As alterações no modelo de negócios dos canais abertos americanos, ou seja, NBC, ABC, CBS, FOX e CW, responsáveis por despejar a maior quantidade de séries anualmente em cima de nós espectadores começou com a greve dos roteiristas.

Nos idos de 2007, a TV seguia sua fiel cartilha de estrear praticamente todas as suas novas apostas no período do outono no hemisfério norte, por isso chamado de Fall Season. Esse formato de estreia – “Setembro a Maio” – vem desde a era do rádio e envolve até mesmo o fim das férias de verão e o clima que começa a ficar mais ameno, fazendo com que mais pessoas fiquem em casa para assistir TV. Assim, naquele ano todos os canais fizeram o mesmo e jogaram temporadas e mais temporadas no ar. O mundo conhecia ali maravilhas como K-Ville, Back to You, Journeyman, Reaper, Cane, Life, Bionic Woman, Dirty Sexy Money, Women’s Murder Club, Samantha Who?Viva Laughlin, Cashmere Mafia,  Cavemen e Carpoolers. Era a época de ouro da TV!

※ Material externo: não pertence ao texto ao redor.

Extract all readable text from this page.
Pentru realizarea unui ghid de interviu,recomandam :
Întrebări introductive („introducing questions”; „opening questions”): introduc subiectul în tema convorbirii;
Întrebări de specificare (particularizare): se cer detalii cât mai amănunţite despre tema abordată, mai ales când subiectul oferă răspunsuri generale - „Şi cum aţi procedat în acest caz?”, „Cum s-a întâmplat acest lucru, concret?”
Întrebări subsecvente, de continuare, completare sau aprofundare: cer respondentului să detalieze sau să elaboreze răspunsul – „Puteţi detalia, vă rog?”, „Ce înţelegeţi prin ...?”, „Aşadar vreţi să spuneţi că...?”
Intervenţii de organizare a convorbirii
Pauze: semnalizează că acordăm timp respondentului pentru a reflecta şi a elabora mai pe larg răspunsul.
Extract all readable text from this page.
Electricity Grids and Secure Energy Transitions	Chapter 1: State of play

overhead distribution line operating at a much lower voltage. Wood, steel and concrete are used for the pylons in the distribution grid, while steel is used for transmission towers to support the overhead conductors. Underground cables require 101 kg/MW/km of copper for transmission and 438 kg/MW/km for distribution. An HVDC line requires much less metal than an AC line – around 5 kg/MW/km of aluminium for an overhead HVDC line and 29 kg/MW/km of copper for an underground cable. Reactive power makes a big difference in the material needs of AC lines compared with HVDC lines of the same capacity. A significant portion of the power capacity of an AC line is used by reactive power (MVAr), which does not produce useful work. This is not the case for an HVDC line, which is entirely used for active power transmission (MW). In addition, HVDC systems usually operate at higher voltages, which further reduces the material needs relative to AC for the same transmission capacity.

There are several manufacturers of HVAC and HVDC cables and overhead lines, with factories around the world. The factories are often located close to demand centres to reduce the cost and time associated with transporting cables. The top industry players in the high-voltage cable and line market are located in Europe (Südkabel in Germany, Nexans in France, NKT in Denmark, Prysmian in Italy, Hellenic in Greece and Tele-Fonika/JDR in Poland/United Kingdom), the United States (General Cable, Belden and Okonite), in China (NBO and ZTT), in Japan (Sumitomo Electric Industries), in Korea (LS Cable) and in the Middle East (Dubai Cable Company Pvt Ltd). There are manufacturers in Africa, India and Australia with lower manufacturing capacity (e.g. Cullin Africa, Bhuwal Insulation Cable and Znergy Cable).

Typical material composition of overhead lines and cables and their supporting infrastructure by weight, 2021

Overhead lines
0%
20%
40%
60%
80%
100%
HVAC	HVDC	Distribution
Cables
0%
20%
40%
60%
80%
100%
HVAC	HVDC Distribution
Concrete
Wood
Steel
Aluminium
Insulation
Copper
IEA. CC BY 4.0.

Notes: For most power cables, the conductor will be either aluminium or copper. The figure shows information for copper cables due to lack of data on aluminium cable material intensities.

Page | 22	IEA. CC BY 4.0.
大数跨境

Mas aí veio a greve dos roteiristas sindicalizados, que simplesmente cruzaram os braços e passaram a exigir, dentre outros direitos trabalhistas, remuneração pela renda obtida pelas emissoras com a distribuição de conteúdo on demand via Internet e gravações em DVR, o que estava começando a aumentar. O embate durou desde o mês de novembro de 2007 até fevereiro de 2008, quando os sindicados leste e oeste chegaram a um acordo com a AMPTP, e nesse período nenhum roteiro fora escrito. Como os canais abertos produzem os episódios à medida em que são exibidos (não fazem tudo antes como no cabo), por volta de janeiro muitas séries simplesmente não tinham episódios para chegar até maio e suas temporadas foram encurtadas. Muitas séries foram encurtadas, outras adiadas e algumas simplesmente interrompidas e transmitidas sem qualquer desfecho [os efeitos diretos aqui].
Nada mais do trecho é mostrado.